Pour The Psychotic Monks, qui ont débuté aux alentours de 21h30, la date était toute particulière. Effectivement, ce vendredi 29 mars, leur deuxième album Private Meaning Firstest sorti chez l’excellent label bordelais Vicious Circle (Lysistrata, It It Anita, Troy Von Balthazar…). Un second opus concept totalisant pas moins d’une heure de musique aussi nihiliste que sublime. Avec la sortie de cette oeuvre terrible et pleine de maturité, le public du Tâche Papier s’attendait à prendre une claque à la hauteur de ses espérances. Et cela n’a pas manqué. Les premières notes du jubilatoire It’s Gone, issu du premier disque Silence Slowly and Madly Shines, s’amoncellent et invitent la salle à une excursion complexe et torturée. Isolation prend la suite et continue d’enfoncer le clou. Littéralement habités par leurs compositions, les quatre jeunes musiciens font montre de tout leur talent avec une sincérité sans faille. Disposés sur scène de façon à ne former qu’une seule et même entité, les instrumentistes (deux guitaristes, un claviériste-bassiste et un batteur) se font face et créent une alchimie des plus puissantes. En milieu de set, le bien nommé Wanna be Damned (Punk Song) recueille tous les suffrages d’une foule conquise. L’échange est total, les spectateurs prennent part à la lutte physique et psychique proposée par Les Moines Psychotiques. Difficile à catégoriser, la musique du quatuor mélange habilement les genres. Lorgnant parfois du côté du stoner, du rock psyché ou encore de la noise, la démarche n’est pas sans rappeler également le tandem post-punk/no-wave développé autrefois par The Birthday Party ou plus récemment par Girl Band. Le chant, partagé par les quatre membres, se veut lancinant et effacé. Laissant ainsi davantage de place à une instrumentation violente et nécessairement cathartique. En guise d’épilogue, comme sur son dernier album, la formation propose le superbe et douloureux Every Sight. En un peu plus d’une quinzaine de minutes de déflagrations sonores radicales, cette conclusion dantesque et progressive finit d’achever un set brutal et marquant de plus d’une heure.Tout comme les musiciens, le public ressort de ce voyage clairement exténué. Illustration parfaite d’une communion indéfectible entre une foule naturellement impliquée et un groupe qui ne triche pas.

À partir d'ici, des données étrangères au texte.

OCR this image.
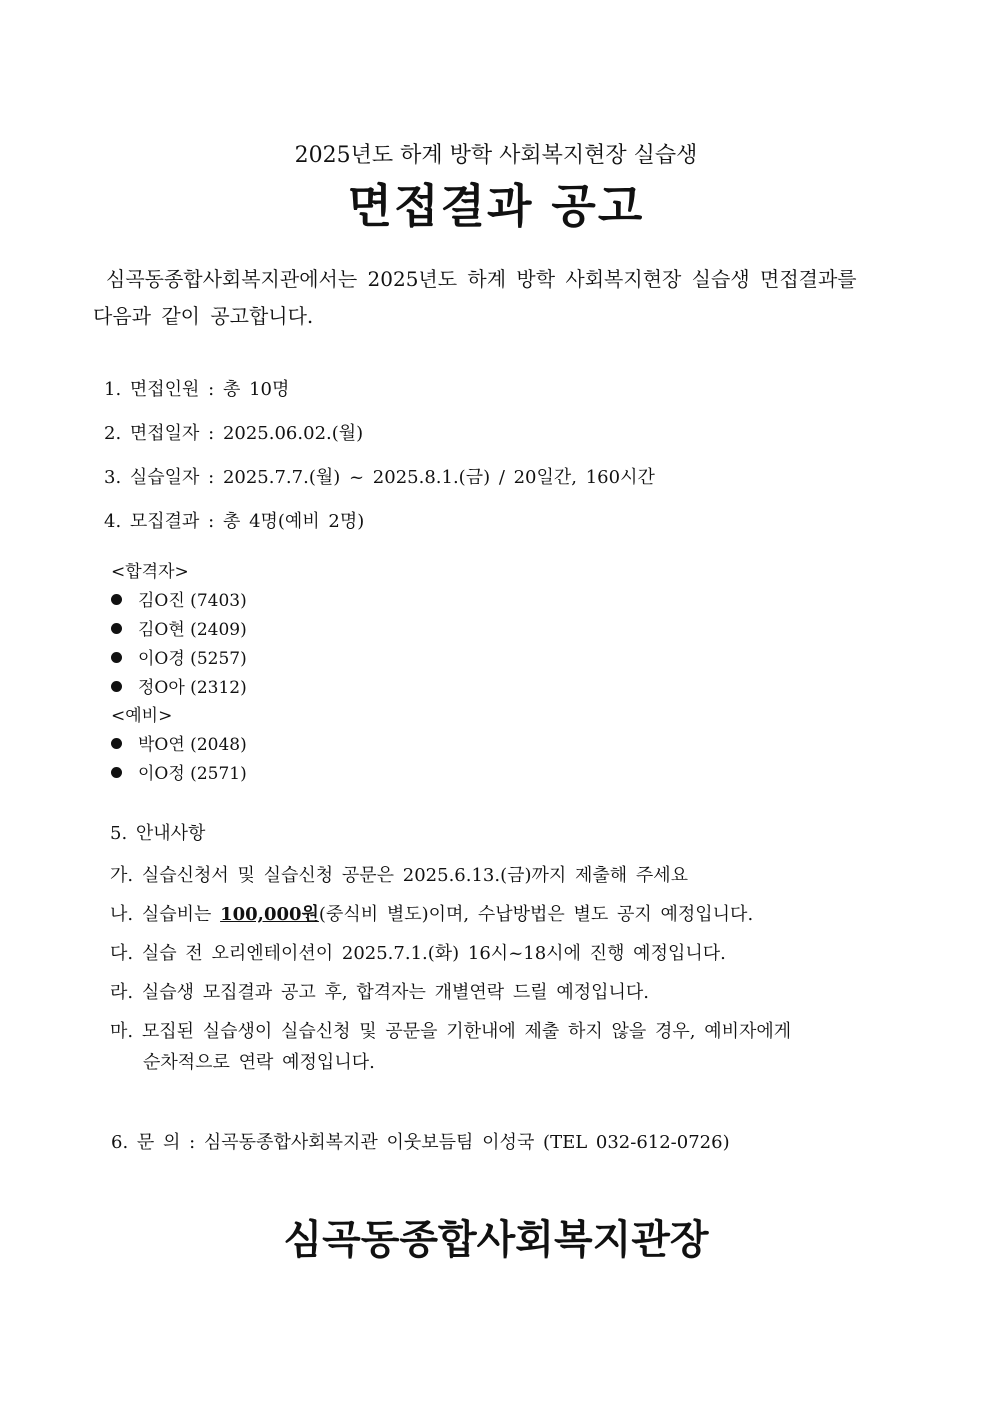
2025년도 하계 방학 사회복지현장 실습생
면접결과 공고
심곡동종합사회복지관에서는 2025년도 하계 방학 사회복지현장 실습생 면접결과를
다음과 같이 공고합니다.
1. 면접인원 : 총 10명
2. 면접일자 : 2025.06.02.(월)
3. 실습일자 : 2025.7.7.(월) ~ 2025.8.1.(금) / 20일간, 160시간
4. 모집결과 : 총 4명(예비 2명)
<합격자>
김O진 (7403)
김O현 (2409)
이O경 (5257)
정O아 (2312)
<예비>
박O연 (2048)
이O정 (2571)
5. 안내사항
가. 실습신청서 및 실습신청 공문은 2025.6.13.(금)까지 제출해 주세요
나. 실습비는 100,000원(중식비 별도)이며, 수납방법은 별도 공지 예정입니다.
다. 실습 전 오리엔테이션이 2025.7.1.(화) 16시~18시에 진행 예정입니다.
라. 실습생 모집결과 공고 후, 합격자는 개별연락 드릴 예정입니다.
마. 모집된 실습생이 실습신청 및 공문을 기한내에 제출 하지 않을 경우, 예비자에게
순차적으로 연락 예정입니다.
6. 문 의 : 심곡동종합사회복지관 이웃보듬팀 이성국 (TEL 032-612-0726)
심곡동종합사회복지관장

Comme les prémisses d’un périple musical sans concession, la prestation tendue et abrasive de Foxeagle aura constitué la rampe de lancement parfaite pour l’explosion sonique et salutaire des Psychotic Monks. À l’image du nom de l’association organisatrice Last Disorder, la soirée aura provoqué un désordre rarement perçu. Et, pour le plus grand bonheur de nos oreilles avides de découvertes musicales authentiques et percutantes, ce ne sera pas le dernier.